Peter Sellars is one of the most unconventional and innovative theatre and opera directors of our times. Central to his work on literary subjects is his desire to highlight their relevance to the political and social questions of today. On graduating from the Phillips Academy in Massachusetts in 1975, he studied literature and music at Harvard University, making his debut as a stage director in New York in 1980. After a further period of study in Asia, he became director of the Boston Shakespeare Company in 1983 and the following year was appointed director of the American National Theatre Company in Washington, DC. Sellars has staged operas in major houses all over the world, including the Dutch National Opera, the Opéra National de Paris, the San Francisco Opera and the Salzburg and Glyndebourne Festivals.

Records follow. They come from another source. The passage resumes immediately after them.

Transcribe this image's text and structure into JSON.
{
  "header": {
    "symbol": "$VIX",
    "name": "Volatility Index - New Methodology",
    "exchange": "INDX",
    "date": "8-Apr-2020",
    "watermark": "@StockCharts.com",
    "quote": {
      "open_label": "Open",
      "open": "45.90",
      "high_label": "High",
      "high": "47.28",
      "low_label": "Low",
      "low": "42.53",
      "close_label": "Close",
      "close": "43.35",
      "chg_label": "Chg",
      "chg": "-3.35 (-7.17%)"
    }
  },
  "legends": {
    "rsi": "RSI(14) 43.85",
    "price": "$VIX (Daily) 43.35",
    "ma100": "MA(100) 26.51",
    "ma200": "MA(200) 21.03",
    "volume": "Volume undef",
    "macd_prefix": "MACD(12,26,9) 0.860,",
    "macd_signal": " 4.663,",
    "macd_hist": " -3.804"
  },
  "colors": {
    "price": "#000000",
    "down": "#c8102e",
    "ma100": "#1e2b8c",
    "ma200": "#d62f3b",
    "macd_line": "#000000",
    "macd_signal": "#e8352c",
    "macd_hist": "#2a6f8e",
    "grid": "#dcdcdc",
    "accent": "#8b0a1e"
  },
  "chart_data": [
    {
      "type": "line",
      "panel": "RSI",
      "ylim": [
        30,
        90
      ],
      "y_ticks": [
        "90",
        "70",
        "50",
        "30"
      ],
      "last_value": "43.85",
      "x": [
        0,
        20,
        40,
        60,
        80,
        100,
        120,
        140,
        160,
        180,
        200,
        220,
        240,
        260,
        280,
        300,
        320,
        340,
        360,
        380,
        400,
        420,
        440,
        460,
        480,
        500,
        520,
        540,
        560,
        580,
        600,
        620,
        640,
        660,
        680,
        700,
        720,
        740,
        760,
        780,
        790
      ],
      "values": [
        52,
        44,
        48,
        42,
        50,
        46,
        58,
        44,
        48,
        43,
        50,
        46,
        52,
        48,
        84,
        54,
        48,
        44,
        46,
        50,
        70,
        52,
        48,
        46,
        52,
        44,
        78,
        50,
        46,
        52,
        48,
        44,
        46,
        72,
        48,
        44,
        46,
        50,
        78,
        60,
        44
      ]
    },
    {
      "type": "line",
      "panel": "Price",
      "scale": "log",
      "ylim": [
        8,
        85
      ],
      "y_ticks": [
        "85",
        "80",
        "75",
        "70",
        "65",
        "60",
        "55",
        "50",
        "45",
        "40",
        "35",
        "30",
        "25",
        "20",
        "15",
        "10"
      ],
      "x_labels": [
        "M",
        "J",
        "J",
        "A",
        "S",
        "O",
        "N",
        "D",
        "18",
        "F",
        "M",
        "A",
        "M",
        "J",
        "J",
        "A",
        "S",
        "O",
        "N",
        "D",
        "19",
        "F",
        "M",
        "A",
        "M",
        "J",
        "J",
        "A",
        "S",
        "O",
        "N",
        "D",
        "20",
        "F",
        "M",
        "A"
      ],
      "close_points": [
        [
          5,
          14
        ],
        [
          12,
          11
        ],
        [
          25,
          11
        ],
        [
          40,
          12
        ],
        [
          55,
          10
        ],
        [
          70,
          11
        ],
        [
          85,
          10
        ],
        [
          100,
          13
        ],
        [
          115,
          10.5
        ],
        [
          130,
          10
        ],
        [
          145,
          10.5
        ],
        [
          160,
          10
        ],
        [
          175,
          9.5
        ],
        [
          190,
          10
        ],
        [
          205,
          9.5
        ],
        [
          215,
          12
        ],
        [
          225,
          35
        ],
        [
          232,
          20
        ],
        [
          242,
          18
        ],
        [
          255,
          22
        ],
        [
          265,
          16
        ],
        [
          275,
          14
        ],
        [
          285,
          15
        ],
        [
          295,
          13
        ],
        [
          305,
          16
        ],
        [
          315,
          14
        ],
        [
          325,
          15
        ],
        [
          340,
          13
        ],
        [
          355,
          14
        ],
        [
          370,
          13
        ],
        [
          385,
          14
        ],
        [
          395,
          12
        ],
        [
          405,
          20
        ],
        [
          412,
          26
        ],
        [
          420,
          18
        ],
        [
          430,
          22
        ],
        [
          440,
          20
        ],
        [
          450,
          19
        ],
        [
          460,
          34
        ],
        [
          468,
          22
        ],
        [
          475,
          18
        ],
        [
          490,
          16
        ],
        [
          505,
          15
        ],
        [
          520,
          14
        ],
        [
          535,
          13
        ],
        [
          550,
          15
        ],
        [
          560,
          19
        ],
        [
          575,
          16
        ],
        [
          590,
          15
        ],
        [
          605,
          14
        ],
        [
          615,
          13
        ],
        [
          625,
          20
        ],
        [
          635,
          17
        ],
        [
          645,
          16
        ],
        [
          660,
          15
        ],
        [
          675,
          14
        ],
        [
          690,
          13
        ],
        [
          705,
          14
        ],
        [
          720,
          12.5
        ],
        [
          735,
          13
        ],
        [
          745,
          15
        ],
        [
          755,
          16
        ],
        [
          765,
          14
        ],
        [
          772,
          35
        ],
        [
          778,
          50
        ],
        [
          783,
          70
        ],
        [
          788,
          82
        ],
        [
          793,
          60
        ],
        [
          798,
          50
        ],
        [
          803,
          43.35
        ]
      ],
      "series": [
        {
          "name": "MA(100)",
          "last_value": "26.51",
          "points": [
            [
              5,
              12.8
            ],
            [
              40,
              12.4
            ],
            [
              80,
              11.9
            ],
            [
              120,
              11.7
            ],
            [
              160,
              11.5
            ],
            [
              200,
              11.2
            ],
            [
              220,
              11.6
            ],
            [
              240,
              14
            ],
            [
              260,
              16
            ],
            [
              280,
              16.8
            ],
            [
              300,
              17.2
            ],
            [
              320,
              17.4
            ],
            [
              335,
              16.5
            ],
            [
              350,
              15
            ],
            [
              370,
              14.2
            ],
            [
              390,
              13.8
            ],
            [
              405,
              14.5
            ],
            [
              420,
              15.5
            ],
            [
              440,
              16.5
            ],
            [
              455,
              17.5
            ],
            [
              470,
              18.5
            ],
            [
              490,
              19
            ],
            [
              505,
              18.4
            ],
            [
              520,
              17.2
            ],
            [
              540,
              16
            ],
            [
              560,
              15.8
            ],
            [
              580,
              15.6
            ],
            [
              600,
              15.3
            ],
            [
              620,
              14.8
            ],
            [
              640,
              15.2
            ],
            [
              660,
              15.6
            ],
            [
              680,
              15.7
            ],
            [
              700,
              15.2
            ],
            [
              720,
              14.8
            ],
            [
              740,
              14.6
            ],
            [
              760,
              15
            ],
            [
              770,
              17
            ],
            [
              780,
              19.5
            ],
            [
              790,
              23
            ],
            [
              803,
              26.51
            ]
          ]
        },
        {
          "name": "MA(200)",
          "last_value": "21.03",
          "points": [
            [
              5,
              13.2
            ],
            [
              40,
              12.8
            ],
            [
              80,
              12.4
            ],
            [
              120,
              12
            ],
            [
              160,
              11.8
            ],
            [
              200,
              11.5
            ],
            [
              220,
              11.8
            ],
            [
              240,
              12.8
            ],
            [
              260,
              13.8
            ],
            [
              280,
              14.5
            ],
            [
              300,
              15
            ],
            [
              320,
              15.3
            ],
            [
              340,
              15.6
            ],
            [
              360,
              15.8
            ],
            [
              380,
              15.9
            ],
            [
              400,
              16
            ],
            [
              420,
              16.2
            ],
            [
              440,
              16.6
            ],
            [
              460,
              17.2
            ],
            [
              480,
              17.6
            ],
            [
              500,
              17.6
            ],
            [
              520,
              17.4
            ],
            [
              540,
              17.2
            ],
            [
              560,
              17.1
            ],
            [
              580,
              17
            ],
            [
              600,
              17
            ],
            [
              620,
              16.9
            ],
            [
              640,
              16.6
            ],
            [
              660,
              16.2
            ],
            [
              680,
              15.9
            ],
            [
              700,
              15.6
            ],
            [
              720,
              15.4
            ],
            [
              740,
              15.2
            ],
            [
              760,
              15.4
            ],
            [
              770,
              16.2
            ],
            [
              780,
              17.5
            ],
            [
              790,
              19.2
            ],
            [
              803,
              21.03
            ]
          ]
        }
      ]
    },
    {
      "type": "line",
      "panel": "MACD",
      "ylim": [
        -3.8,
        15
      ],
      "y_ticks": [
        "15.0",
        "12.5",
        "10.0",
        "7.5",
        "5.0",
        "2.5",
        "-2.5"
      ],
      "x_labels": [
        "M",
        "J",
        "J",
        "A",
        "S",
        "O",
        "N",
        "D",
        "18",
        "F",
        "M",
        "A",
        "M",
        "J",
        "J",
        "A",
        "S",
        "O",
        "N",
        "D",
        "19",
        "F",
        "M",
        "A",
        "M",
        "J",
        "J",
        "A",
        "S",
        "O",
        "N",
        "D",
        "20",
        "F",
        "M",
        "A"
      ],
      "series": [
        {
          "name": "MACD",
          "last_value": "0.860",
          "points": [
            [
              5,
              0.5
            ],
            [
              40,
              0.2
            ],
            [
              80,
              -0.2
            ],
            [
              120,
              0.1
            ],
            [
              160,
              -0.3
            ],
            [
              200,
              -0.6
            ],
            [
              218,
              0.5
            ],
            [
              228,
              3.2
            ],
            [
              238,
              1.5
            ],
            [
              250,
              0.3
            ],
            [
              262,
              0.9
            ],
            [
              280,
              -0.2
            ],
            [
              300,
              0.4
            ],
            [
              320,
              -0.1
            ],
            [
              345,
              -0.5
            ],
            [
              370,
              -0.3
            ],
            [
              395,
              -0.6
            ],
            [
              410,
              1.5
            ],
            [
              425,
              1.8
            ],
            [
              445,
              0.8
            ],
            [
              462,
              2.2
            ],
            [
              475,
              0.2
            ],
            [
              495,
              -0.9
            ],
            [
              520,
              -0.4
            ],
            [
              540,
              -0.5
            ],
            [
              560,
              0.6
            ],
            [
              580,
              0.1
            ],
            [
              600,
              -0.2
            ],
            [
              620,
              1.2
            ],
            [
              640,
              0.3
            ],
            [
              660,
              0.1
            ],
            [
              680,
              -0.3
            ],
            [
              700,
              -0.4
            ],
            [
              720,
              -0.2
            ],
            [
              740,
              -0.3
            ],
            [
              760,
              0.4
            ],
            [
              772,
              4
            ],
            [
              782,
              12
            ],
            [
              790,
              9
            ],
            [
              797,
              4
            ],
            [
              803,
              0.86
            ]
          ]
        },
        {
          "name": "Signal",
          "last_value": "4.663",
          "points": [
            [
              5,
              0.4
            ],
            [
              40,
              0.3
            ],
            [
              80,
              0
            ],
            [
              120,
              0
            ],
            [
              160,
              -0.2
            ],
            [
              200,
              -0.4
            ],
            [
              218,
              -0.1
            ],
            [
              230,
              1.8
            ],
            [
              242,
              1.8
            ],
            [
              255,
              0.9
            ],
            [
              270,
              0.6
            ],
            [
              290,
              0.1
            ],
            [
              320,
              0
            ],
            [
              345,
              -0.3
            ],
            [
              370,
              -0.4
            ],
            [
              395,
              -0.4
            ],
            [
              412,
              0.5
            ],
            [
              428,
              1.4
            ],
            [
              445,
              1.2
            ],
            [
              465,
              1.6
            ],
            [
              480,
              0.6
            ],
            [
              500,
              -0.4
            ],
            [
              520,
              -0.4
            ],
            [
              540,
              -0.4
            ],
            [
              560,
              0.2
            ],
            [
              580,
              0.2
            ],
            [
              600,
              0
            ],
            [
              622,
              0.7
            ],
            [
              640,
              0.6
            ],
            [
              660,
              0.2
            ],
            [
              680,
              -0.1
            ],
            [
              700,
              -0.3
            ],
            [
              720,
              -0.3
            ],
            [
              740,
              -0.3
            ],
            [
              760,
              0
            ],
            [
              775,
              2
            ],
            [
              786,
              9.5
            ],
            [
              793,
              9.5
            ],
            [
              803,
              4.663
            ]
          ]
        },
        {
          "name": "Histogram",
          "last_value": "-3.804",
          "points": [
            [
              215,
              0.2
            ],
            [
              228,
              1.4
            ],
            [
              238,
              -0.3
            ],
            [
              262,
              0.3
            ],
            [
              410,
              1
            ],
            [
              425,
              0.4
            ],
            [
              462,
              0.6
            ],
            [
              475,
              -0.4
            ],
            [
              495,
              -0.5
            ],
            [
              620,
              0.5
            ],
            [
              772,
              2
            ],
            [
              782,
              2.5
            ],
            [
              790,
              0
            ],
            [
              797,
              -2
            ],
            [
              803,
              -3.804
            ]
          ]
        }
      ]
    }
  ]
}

He has championed the creation of many new works, with long-time collaborator John Adams, such as Nixon in China and Doctor Atomic, and works by Tan Dun, Osvaldo Golijov and Kaija Saariaho. Peter Sellars has received numerous honours (MacArthur Fellowship, the Erasmus Prize and the Polar Music Prize among others) and is a member of the American Academy of Arts & Sciences. He is professor at the University of California in Los Angeles. The collaboration between Sellars and the Berliner Philharmoniker began in April 2010 with the St Matthew Passion, followed by the St John Passion in 2014; in the 2015/16 season he was their artist in residence. His most recent project was a concert staging of György Ligeti’s Le Grand Macabre in February 2017, the conductor was Sir Simon Rattle.